又是凌晨,怕吵到邻居,不能大声咳嗽或者跺脚。每次回家,韵春都是打开手机的手电筒,为自己照着路。
今天亦是如此。
只是在到家门口时,韵春关掉了手机灯。
在楼下,她看见自己家里的灯是暗的,没有开。这没什么,因为韵春发现每次她到楼下,家里的灯都不是开着的,而等她到了家门口,门打开,里面的灯光就如同极乐世界的光,亮晃晃。
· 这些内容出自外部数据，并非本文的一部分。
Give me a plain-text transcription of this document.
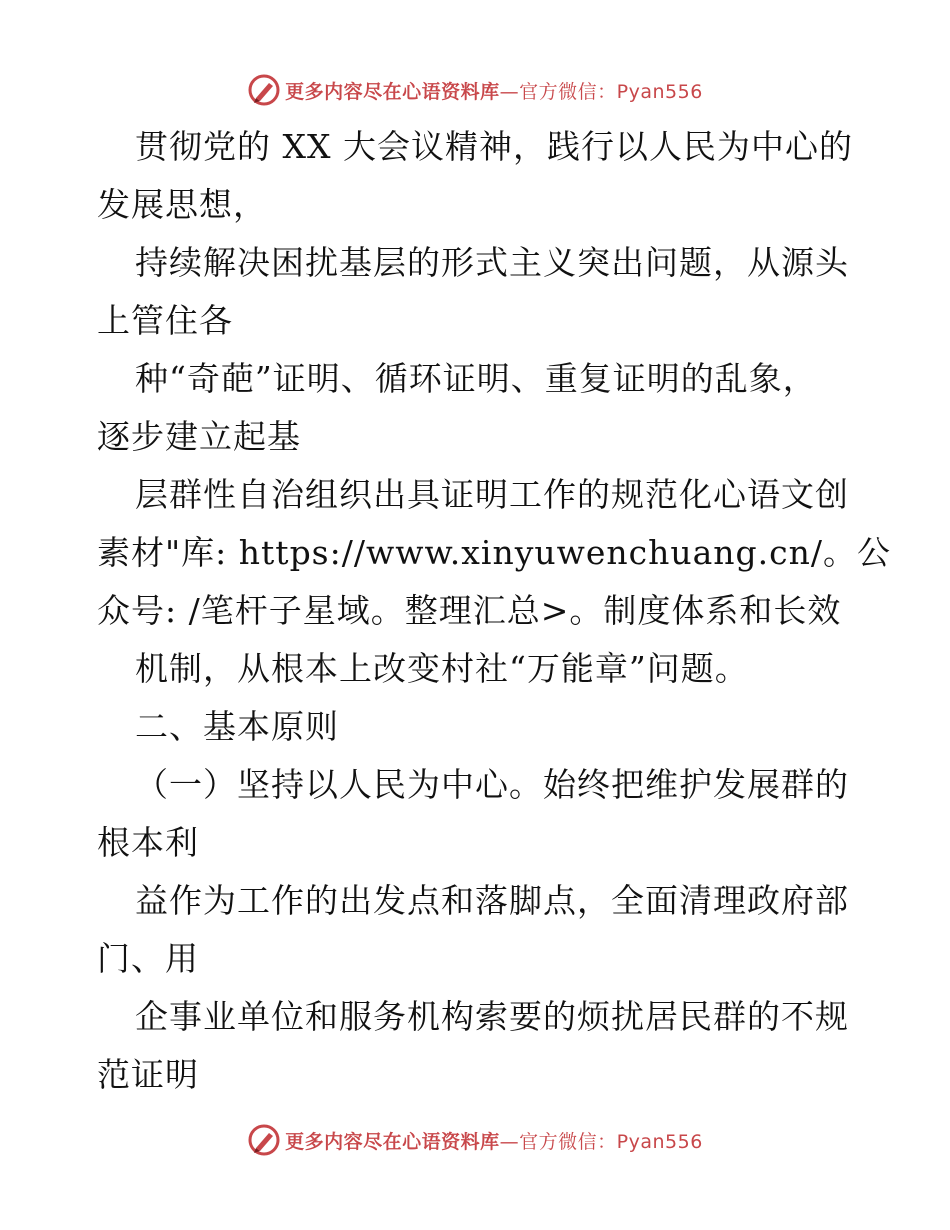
更多内容尽在心语资料库—官方微信：Pyan556
贯彻党的 XX 大会议精神，践行以人民为中心的
发展思想，
持续解决困扰基层的形式主义突出问题，从源头
上管住各
种“奇葩”证明、循环证明、重复证明的乱象，
逐步建立起基
层群性自治组织出具证明工作的规范化心语文创
素材"库: https://www.xinyuwenchuang.cn/。公
众号: /笔杆子星域。整理汇总>。制度体系和长效
机制，从根本上改变村社“万能章”问题。
二、基本原则
（一）坚持以人民为中心。始终把维护发展群的
根本利
益作为工作的出发点和落脚点，全面清理政府部
门、用
企事业单位和服务机构索要的烦扰居民群的不规
范证明
更多内容尽在心语资料库—官方微信：Pyan556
韵春关掉手机灯光是想从门缝看家里有没有光泄露,结果门缝严严实实,什么都看不见。
韵春摸了下鼻子,有点尴尬。
她拿出钥匙,打算开门,却在要是碰到锁芯时缩了回来。抬起手,想要敲门,却又在快要碰到门时停下。
韵春:“……”
她在纠结什么啊!
这是你自己住的地方,还怕什么?
怕用钥匙开门后看到的是黑暗?怕敲门后没有回应?
韵春站在没有灯光的门前,黑乎乎的,和野猫跑入的那条窄巷一模一样。
野猫们等待的,是人走之后它们再小心翼翼地跑去垃圾堆找吃的。
而韵春等待的,是——
不等韵春想,她面前的门,
开了。
吱呀一声响,
屋子里灯光崭亮。
她暂时不用流浪了。
路青雪扶着门框,语气稍带疑惑:“今天怎么早回来了?”
早了十几分钟呢。
小家伙是把自行车蹬成风火轮了吗?
就这么一想,路青雪笑着问:“打车回来的?”
韵春低着头:“嗯。”
真奇怪啊她。
明明期待着回家能看到一片锃亮灯光,可为什么在门开的瞬间,她就立刻低下了头?是光太刺眼么?是她不敢拥有么?所以只敢用余光去看门框之内的光亮。可是呀,光丝毫不吝啬地挤出门框,照亮了韵春所站立的黑暗地面。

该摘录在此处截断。